In response to the recent claims made by the Hon Speaker of the Ugandan Parliament that she would see the Anti-Homosexuality Bill passed before this year comes to a close, we urge you to adhere to the following Action Alert Guidelines and to always seek clarification where there is a difference of opinion on tactics or where there is confusion or need for further information.
We encourage you to:
1. Urgently engage with the leadership of the nation (the President, the Prime Minister, the Leader of Opposition, The Speaker, the Minister for Gender Labor and Social Development, the Minister of Foreign Affairs, the Minister of Ethics and Integrity, the Minister of Health, the Minister of Justice and any other Cabinet Ministers that you can engage with, the Inspector General of Police and the Principal Judge) to impress upon them the needlessness and imminent harm of this bill. This must however been done diplomatically and off the media. There should not be any media/public admonitions PLEASE!

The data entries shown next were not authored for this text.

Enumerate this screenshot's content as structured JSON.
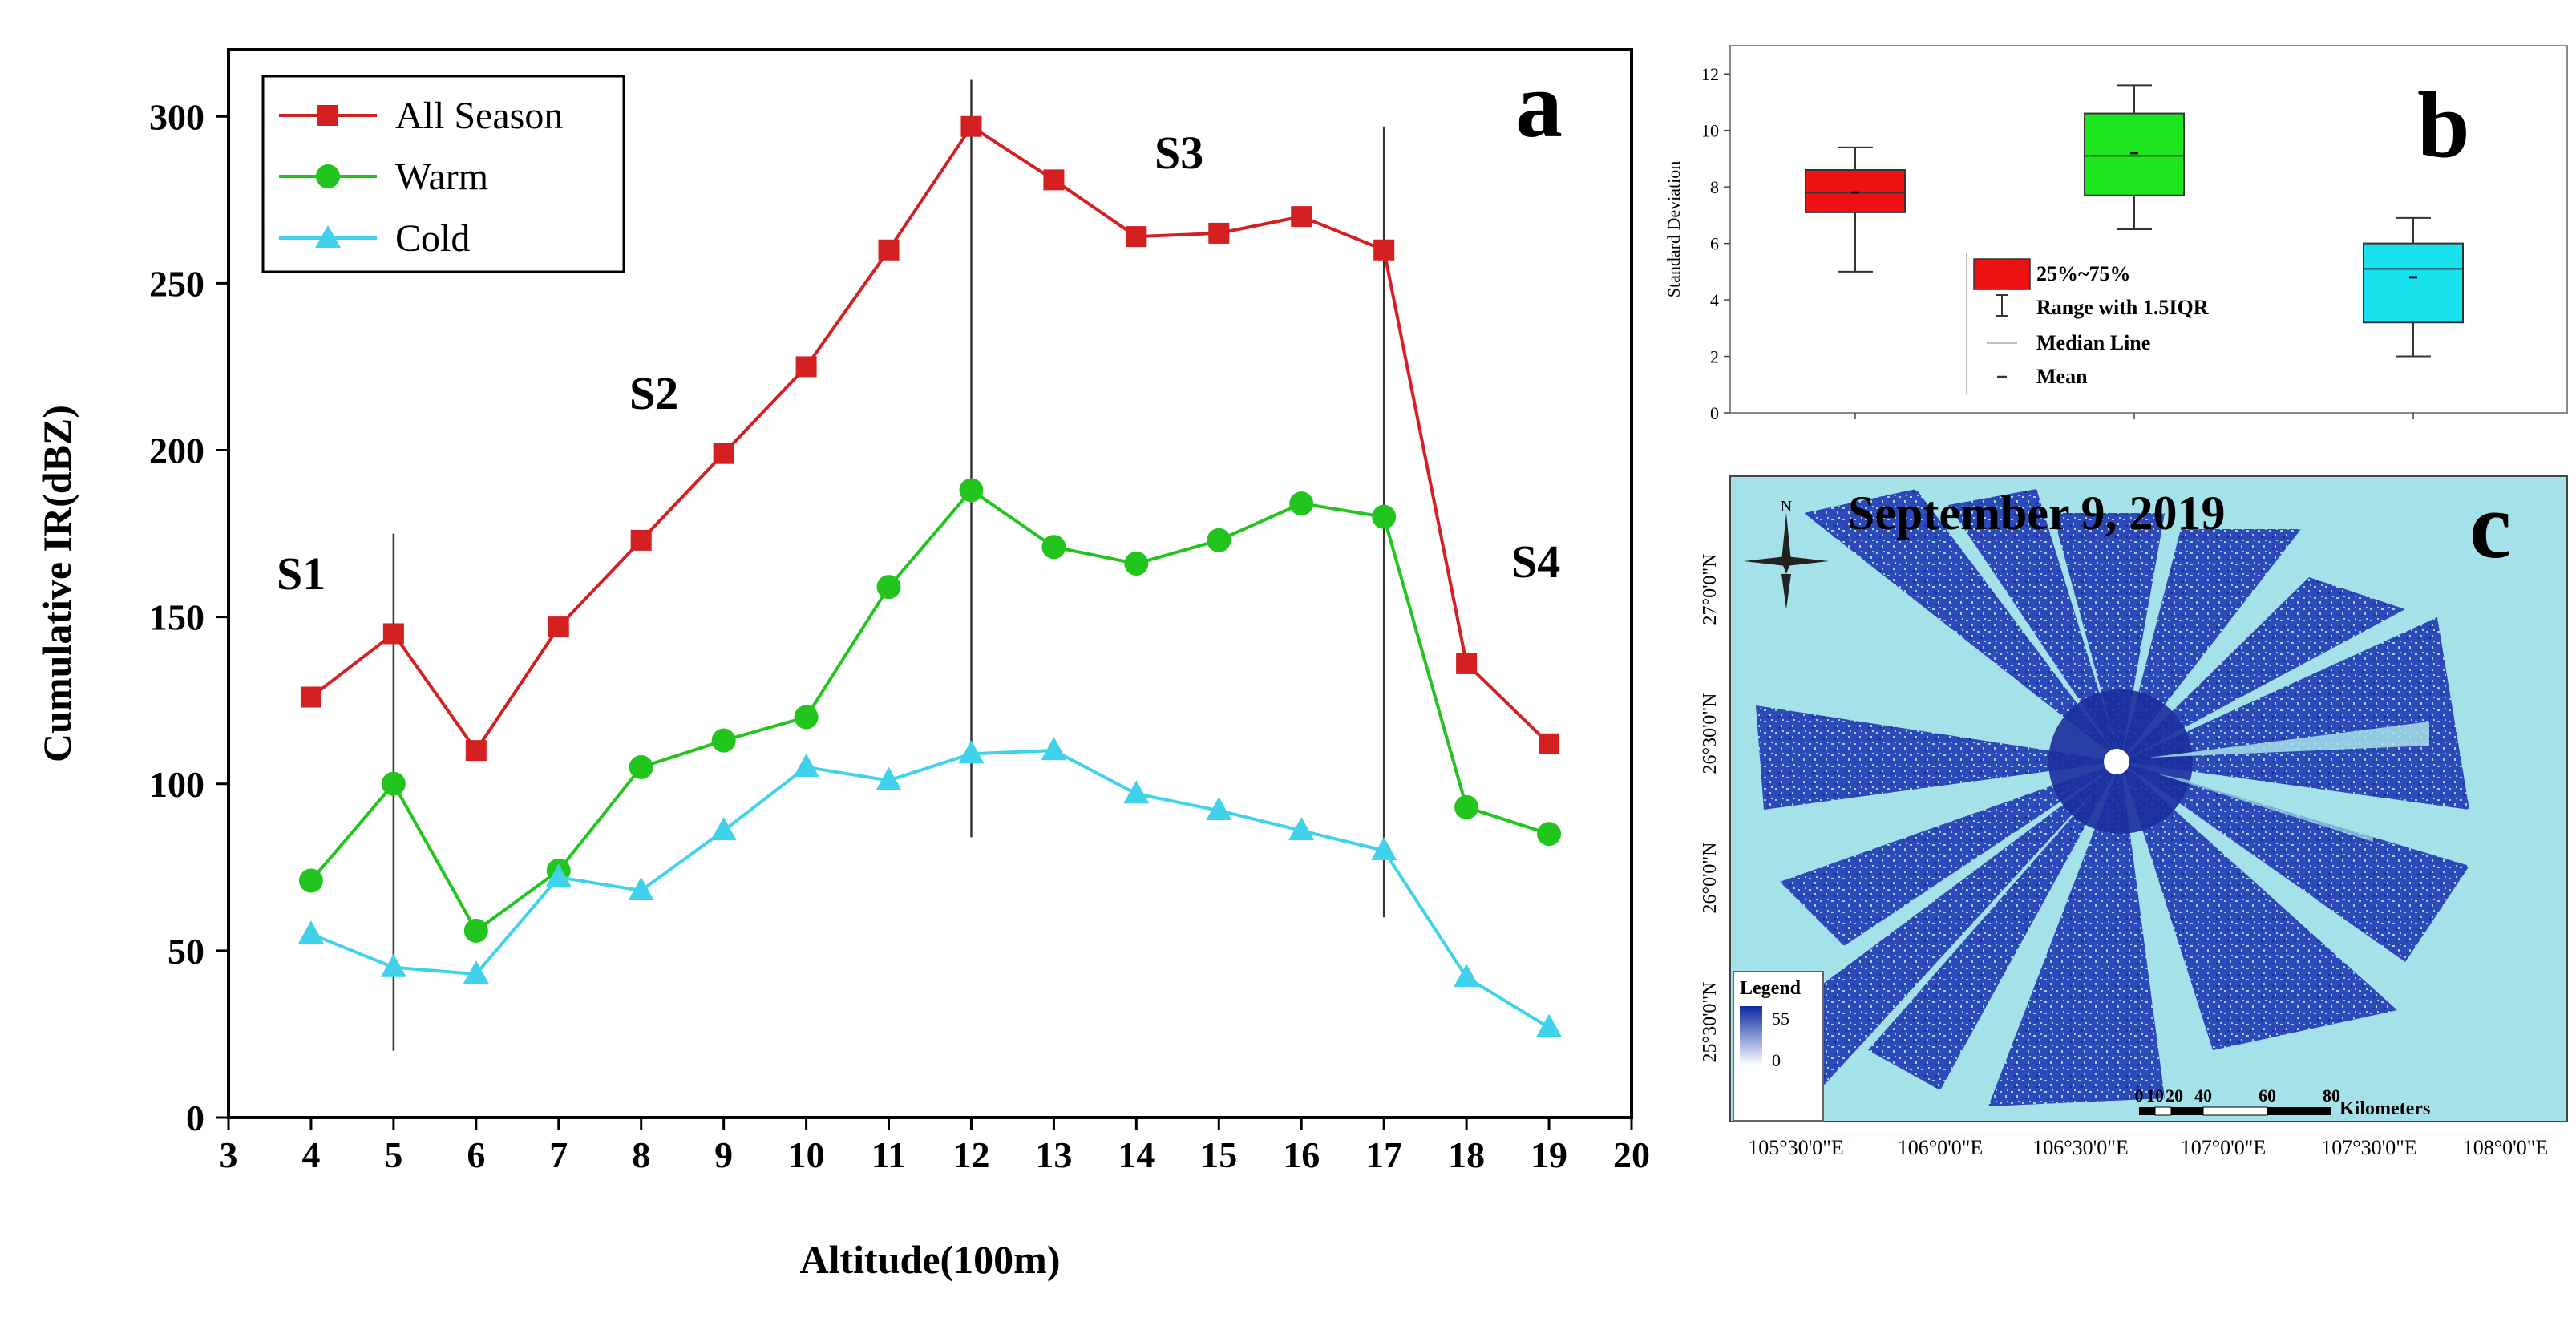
{
  "panel_a": {
    "label": "a",
    "chart_data": {
      "type": "line",
      "xlabel": "Altitude(100m)",
      "ylabel": "Cumulative IR(dBZ)",
      "xlim": [
        3,
        20
      ],
      "ylim": [
        0,
        320
      ],
      "x_ticks": [
        3,
        4,
        5,
        6,
        7,
        8,
        9,
        10,
        11,
        12,
        13,
        14,
        15,
        16,
        17,
        18,
        19,
        20
      ],
      "y_ticks": [
        0,
        50,
        100,
        150,
        200,
        250,
        300
      ],
      "x": [
        4,
        5,
        6,
        7,
        8,
        9,
        10,
        11,
        12,
        13,
        14,
        15,
        16,
        17,
        18,
        19
      ],
      "series": [
        {
          "name": "All Season",
          "color": "#d42020",
          "marker": "square",
          "values": [
            126,
            145,
            110,
            147,
            173,
            199,
            225,
            260,
            297,
            281,
            264,
            265,
            270,
            260,
            136,
            112
          ]
        },
        {
          "name": "Warm",
          "color": "#22c51e",
          "marker": "circle",
          "values": [
            71,
            100,
            56,
            74,
            105,
            113,
            120,
            159,
            188,
            171,
            166,
            173,
            184,
            180,
            93,
            85
          ]
        },
        {
          "name": "Cold",
          "color": "#3fd2ea",
          "marker": "triangle",
          "values": [
            55,
            45,
            43,
            72,
            68,
            86,
            105,
            101,
            109,
            110,
            97,
            92,
            86,
            80,
            42,
            27
          ]
        }
      ],
      "vertical_lines": [
        {
          "x": 5,
          "y_range": [
            20,
            175
          ]
        },
        {
          "x": 12,
          "y_range": [
            84,
            311
          ]
        },
        {
          "x": 17,
          "y_range": [
            60,
            297
          ]
        }
      ],
      "annotations": [
        {
          "text": "S1",
          "x": 3.7,
          "y": 155
        },
        {
          "text": "S2",
          "x": 8.3,
          "y": 215
        },
        {
          "text": "S3",
          "x": 14.2,
          "y": 285
        },
        {
          "text": "S4",
          "x": 19.1,
          "y": 155
        }
      ],
      "legend_position": "top-left"
    }
  },
  "panel_b": {
    "label": "b",
    "chart_data": {
      "type": "box",
      "ylabel": "Standard Deviation",
      "ylim": [
        0,
        13
      ],
      "y_ticks": [
        0,
        2,
        4,
        6,
        8,
        10,
        12
      ],
      "boxes": [
        {
          "color": "#ee1111",
          "q1": 7.1,
          "median": 7.8,
          "q3": 8.6,
          "whisker_low": 5.0,
          "whisker_high": 9.4,
          "mean": 7.8
        },
        {
          "color": "#1ee61e",
          "q1": 7.7,
          "median": 9.1,
          "q3": 10.6,
          "whisker_low": 6.5,
          "whisker_high": 11.6,
          "mean": 9.2
        },
        {
          "color": "#18e2ee",
          "q1": 3.2,
          "median": 5.1,
          "q3": 6.0,
          "whisker_low": 2.0,
          "whisker_high": 6.9,
          "mean": 4.8
        }
      ],
      "legend": [
        "25%~75%",
        "Range with 1.5IQR",
        "Median Line",
        "Mean"
      ]
    }
  },
  "panel_c": {
    "label": "c",
    "title": "September 9, 2019",
    "lat_labels": [
      "27°0'0\"N",
      "26°30'0\"N",
      "26°0'0\"N",
      "25°30'0\"N"
    ],
    "lon_labels": [
      "105°30'0\"E",
      "106°0'0\"E",
      "106°30'0\"E",
      "107°0'0\"E",
      "107°30'0\"E",
      "108°0'0\"E"
    ],
    "legend_title": "Legend",
    "legend_max": "55",
    "legend_min": "0",
    "scale_ticks": [
      "0",
      "10",
      "20",
      "40",
      "60",
      "80"
    ],
    "scale_unit": "Kilometers",
    "north_label": "N"
  }
}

2. Engage with any non-LGBTI partner organizations in Uganda that you may collaborate with or whom you fund to establish what their thinking is on the Anti-Homosexuality Bill, as well as their thinking on other related legislative moves such as the proposal to amend the Penal Code in line with the proposed Anti-Homosexuality Bill. We would strongly encourage other mainstream Ugandan organizations such as human rights NGOs and entities like the Uganda Law Society to speak out strongly against the impartiality of the speaker as well as this draconian bill. 3. Draw international public attention to issues such as corruption (tagging it to the recent corruption cases in the Ministry of Public Service and the Office of the Prime Minister), human trafficking, nodding disease in northern, land-grabbing, as well as the suppression of media freedom and civil society space, so that attention shifts to where it properly belongs; in the best interests of the country’s population as a whole. 4. Go ahead with any preparations of statements, campaigns, and other public documents for when the bill appears on the Order Paper of Parliament (you will be alerted when this happens) as well as for a worst-case scenario in which the Bill is passed into law. 5. Contribute physical, financial, or technical support to the LGBTI community as well as the exposed Human Rights Defenders working with LGBTI rights who are likely to begin to be arrested and charged almost as soon as the Bill is passed. The entire leadership of the Uganda Coalition has decided that any such assistance shall be channeled through a central point at the CSCHRCL secretariat from where it shall be communally managed. 6. Engage with your policy makers to take stronger measures to ensure that LGBTI issues are mainstreamed into calls for proposals, grant agreements, project design, implementation and evaluation as part of a long term strategy to establish LGBTI friendly services and programmes for all Ugandans as an inclusive practice.
We urge that you do NOT:
1. DO NOT Put out any public press statements on the Bill for now. But you can express your opinion if asked about the Bill. However this opinion must be candid and practical without being ‘insulting’. 2. DO NOT Make strong public statements threatening to cut aid or in support of such threats in response to the Anti-Homosexuality Bill, as this can lead to scape-goating of the LGBTI community as well as Human Rights Defenders working with LGBTI rights and whip up sentiments for the Bill. Please note; We would like Ugandans to take charge of this campaign for now. Only if the Bill is mentioned/programmed in the Business of Parliament or passed into law shall we encourage a fully-fledged international outcry which can come in all forms such as; Public statements (written or spoken), public letters, solidarity campaigns, peaceful protests, interviews, opinion pieces et cetera.